I scowl. Mia Ziggler is becoming a thorn in my side. If I’m ever granted a free pass to ask any question about club business and receive the answer, I’m so inquiring about her.
“So this is how it’s going to be,” she says. “We have reached an agreement with the board of the Terror. Your father and I will allow supervised visits between you and Thomas as long as his club promises that they’ll continue to make sure Thomas follows our rules.”
I’m bouncing. I’m on my bed and I’m bouncing. “I get to see him?”
Mom holds up her hand. “With rules, Bre. Lots and lots of rules.”
“I don’t care. I’ll take the rules.” Because as I’d pointed out to my parents already, I’ll be eighteen and will be graduating in the spring and then nothing can keep us apart. But to be honest, I’d love to be with Razor and still have my family.
Mom leaves the safety of her side of the room and sits on the bed next to me. “I’m aware of the role or lack of a role that your father and I played in this and we’ve apologized for that.”
She has and so has Dad, multiple times. Possibly as many times as I’ve said I’m sorry for seeing Razor behind their back and for keeping the blackmailing a secret, but somehow even though the words have been said, we can’t find a way to move forward.
“I can’t make this a rule, Bre, even though I would love to demand it.” Mom picks up a lock of my hair, and instead of trying to force it to curl, she smooths it out. “I wish you would talk to me again or maybe...”
Mom’s lower lip trembles and then she shakes her head as if to get hair out of her face. “Or start talking to me. I thought I knew you. I thought I knew your hopes and your dreams and what you wanted out of life and it’s killing me to realize I might not ever have known you at all.”

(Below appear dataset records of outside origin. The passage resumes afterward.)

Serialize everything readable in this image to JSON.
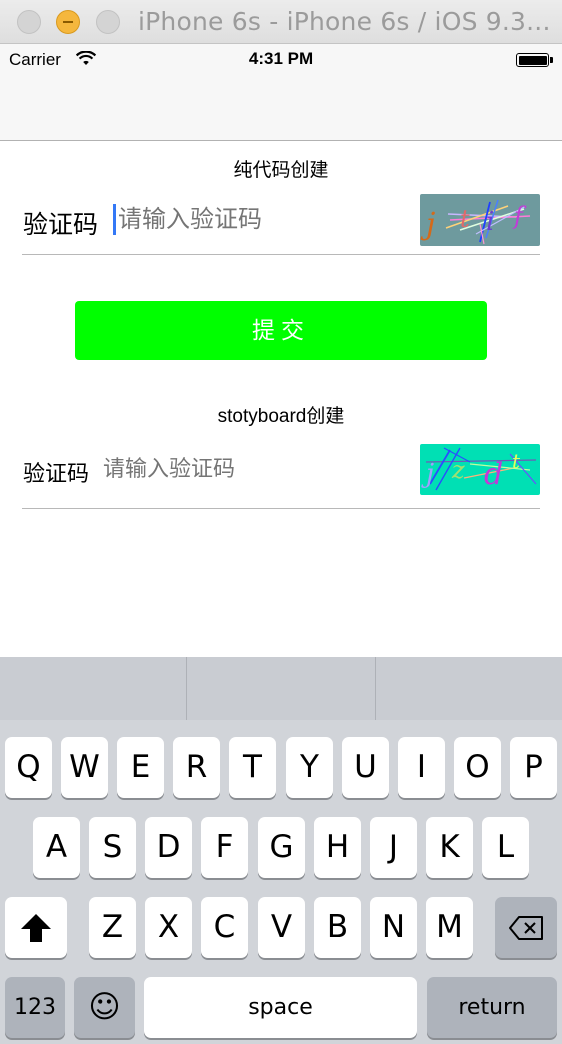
{
  "window": {
    "title": "iPhone 6s - iPhone 6s / iOS 9.3..."
  },
  "status_bar": {
    "carrier": "Carrier",
    "time": "4:31 PM"
  },
  "code_section": {
    "title": "纯代码创建",
    "label": "验证码",
    "placeholder": "请输入验证码",
    "captcha_chars": [
      "j",
      "t",
      "i",
      "f"
    ]
  },
  "submit_label": "提交",
  "storyboard_section": {
    "title": "stotyboard创建",
    "label": "验证码",
    "placeholder": "请输入验证码",
    "captcha_chars": [
      "j",
      "z",
      "d",
      "t"
    ]
  },
  "keyboard": {
    "row1": [
      "Q",
      "W",
      "E",
      "R",
      "T",
      "Y",
      "U",
      "I",
      "O",
      "P"
    ],
    "row2": [
      "A",
      "S",
      "D",
      "F",
      "G",
      "H",
      "J",
      "K",
      "L"
    ],
    "row3": [
      "Z",
      "X",
      "C",
      "V",
      "B",
      "N",
      "M"
    ],
    "numbers_label": "123",
    "space_label": "space",
    "return_label": "return",
    "emoji_glyph": "☺"
  },
  "colors": {
    "submit_bg": "#00ff00",
    "captcha1_bg": "#6e9a9e",
    "captcha2_bg": "#00e0b4",
    "caret": "#3478f6"
  }
}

Mom lowers her hand and I link my fingers with hers as the sadness and hurt from over the years climb out of the box I had shoved them into. “You know me.”

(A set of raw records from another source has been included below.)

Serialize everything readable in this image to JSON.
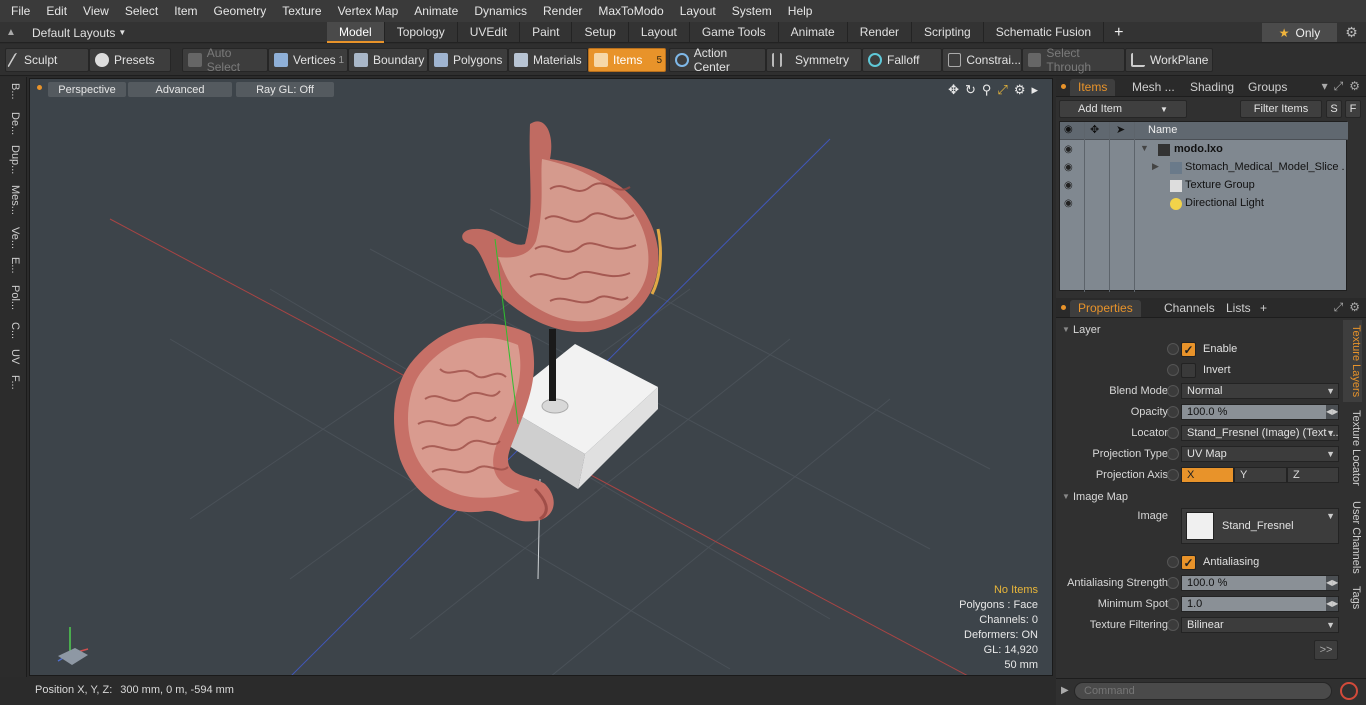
{
  "menu": [
    "File",
    "Edit",
    "View",
    "Select",
    "Item",
    "Geometry",
    "Texture",
    "Vertex Map",
    "Animate",
    "Dynamics",
    "Render",
    "MaxToModo",
    "Layout",
    "System",
    "Help"
  ],
  "layout": {
    "selector": "Default Layouts",
    "only_label": "Only"
  },
  "tabs": [
    {
      "label": "Model",
      "active": true
    },
    {
      "label": "Topology"
    },
    {
      "label": "UVEdit"
    },
    {
      "label": "Paint"
    },
    {
      "label": "Setup"
    },
    {
      "label": "Layout"
    },
    {
      "label": "Game Tools"
    },
    {
      "label": "Animate"
    },
    {
      "label": "Render"
    },
    {
      "label": "Scripting"
    },
    {
      "label": "Schematic Fusion"
    }
  ],
  "toolbar": {
    "sculpt": "Sculpt",
    "presets": "Presets",
    "auto_select": "Auto Select",
    "vertices": "Vertices",
    "vertices_count": "1",
    "boundary": "Boundary",
    "polygons": "Polygons",
    "materials": "Materials",
    "items": "Items",
    "items_count": "5",
    "action_center": "Action Center",
    "symmetry": "Symmetry",
    "falloff": "Falloff",
    "constraints": "Constrai...",
    "select_through": "Select Through",
    "workplane": "WorkPlane"
  },
  "left_strip": [
    "B...",
    "De...",
    "Dup...",
    "Mes...",
    "Ve...",
    "E...",
    "Pol...",
    "C...",
    "UV",
    "F..."
  ],
  "viewport": {
    "view": "Perspective",
    "shading": "Advanced",
    "raygl": "Ray GL: Off",
    "stats": {
      "no_items": "No Items",
      "polygons": "Polygons : Face",
      "channels": "Channels: 0",
      "deformers": "Deformers: ON",
      "gl": "GL: 14,920",
      "scale": "50 mm"
    }
  },
  "status": {
    "label": "Position X, Y, Z:",
    "value": "300 mm, 0 m, -594 mm"
  },
  "items_panel": {
    "tabs": [
      "Items",
      "Mesh ...",
      "Shading",
      "Groups"
    ],
    "add_item": "Add Item",
    "filter": "Filter Items",
    "s_btn": "S",
    "f_btn": "F",
    "name_col": "Name",
    "rows": [
      {
        "name": "modo.lxo",
        "bold": true
      },
      {
        "name": "Stomach_Medical_Model_Slice ..."
      },
      {
        "name": "Texture Group"
      },
      {
        "name": "Directional Light"
      }
    ]
  },
  "properties": {
    "tabs": [
      "Properties",
      "Channels",
      "Lists"
    ],
    "layer_section": "Layer",
    "enable": "Enable",
    "invert": "Invert",
    "blend_mode_label": "Blend Mode",
    "blend_mode": "Normal",
    "opacity_label": "Opacity",
    "opacity": "100.0 %",
    "locator_label": "Locator",
    "locator": "Stand_Fresnel (Image) (Text ...",
    "projection_type_label": "Projection Type",
    "projection_type": "UV Map",
    "projection_axis_label": "Projection Axis",
    "axis_x": "X",
    "axis_y": "Y",
    "axis_z": "Z",
    "image_map_section": "Image Map",
    "image_label": "Image",
    "image": "Stand_Fresnel",
    "antialiasing": "Antialiasing",
    "aa_strength_label": "Antialiasing Strength",
    "aa_strength": "100.0 %",
    "min_spot_label": "Minimum Spot",
    "min_spot": "1.0",
    "tex_filter_label": "Texture Filtering",
    "tex_filter": "Bilinear",
    "more": ">>",
    "side_tabs": [
      "Texture Layers",
      "Texture Locator",
      "User Channels",
      "Tags"
    ]
  },
  "command": {
    "placeholder": "Command"
  },
  "colors": {
    "accent": "#e8932a",
    "viewport_bg": "#3d444a"
  }
}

The pain registering in her eyes says differently and it hurts to know there’s nothing I can do about that, but there is something I can do about going forward.
I suck in a deep breath and dive into uncharted waters. “In seventh grade, I walked in on Clara trying to commit suicide, and she told me if I told you, she’d do it, and if I kept silent, she’d never try it again, so I didn’t say anything. I didn’t say anything and I realize now that was wrong and it eats me alive to think the reason she is how she is now is because I didn’t speak up then.”

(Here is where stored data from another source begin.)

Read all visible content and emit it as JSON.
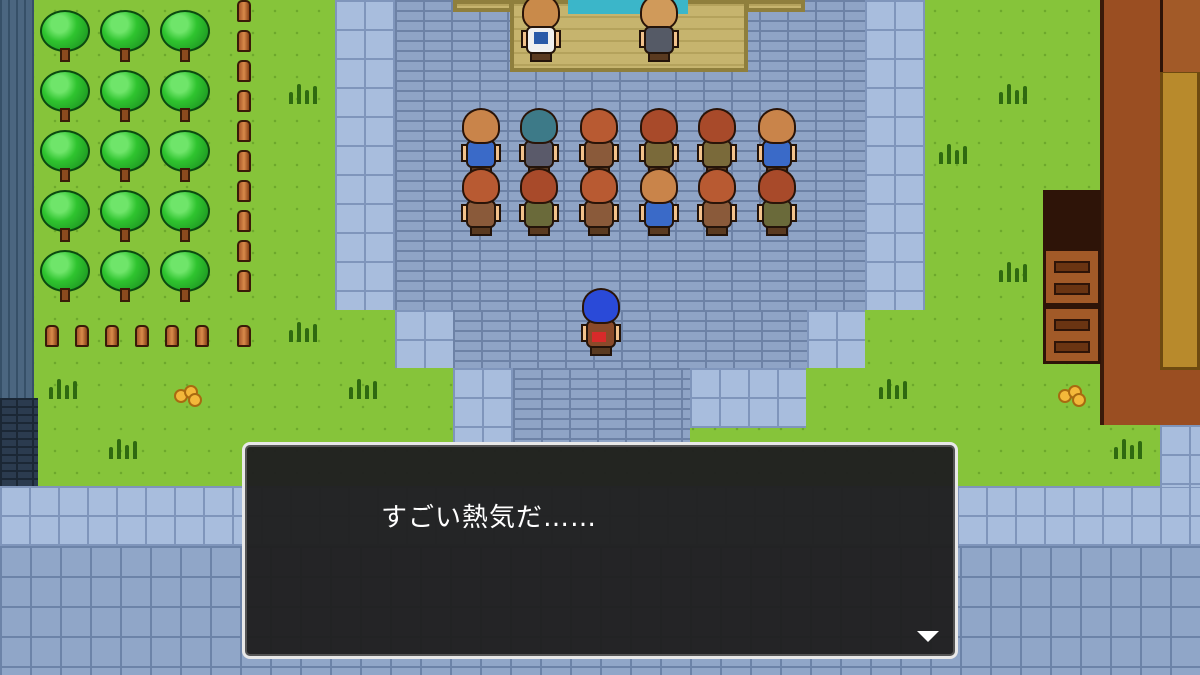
{
  "dialogue": {
    "text": "すごい熱気だ……",
    "advance_icon": "triangle-down-icon"
  },
  "colors": {
    "grass": "#86c43a",
    "road": "#8fa4c6",
    "window_bg": "#202020",
    "window_border": "#e8e8e8",
    "text": "#ffffff"
  }
}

Mom places a hand over her heart, and when I draw back, thinking I’ve made a mistake, she engulfs me in a hug. It’s warm and it’s solid and it’s all I’ve wanted since I walked in that door in seventh grade. Hot tears gather in the corners of my eyes, and as my body starts to quake, Mom rubs my back and whispers, “It’s okay, baby, it’s going to be okay.”
RAZOR
WE PARK AT what appears to pass as a convention center in this small town between Louisville and Lexington. I scan the area, trying to figure out which client would want to meet us here and come up empty. Never claimed that rich guys made sense.
A prospect is with us and he stands by his bike as Dad, Eli and Pigpen take off their cuts and lay them on the back. Pigpen flashes that I’ve-been-judged-mentally-insane-by-a-court smile at the prospect. “This better be here when I get back.”
The prospect turns green and Dad pats the guy’s arm for him to suck it up. Eli jerks his head to the building. “You’re in on this, Razor.”
I slip off my cut and lay it with the others. Sometimes, like school, this happens. There are places that refuse people wearing club colors and then there are times that, out of respect, we take them off. It’s rare, but as I said, it happens.
We enter the building and receive plenty of terrified glances. Lots of people here. Families mostly, and people my age. Most of them dressed like they’re at a fancy business meeting. My stride slows when I realize how many people are in uniform...a private school uniform.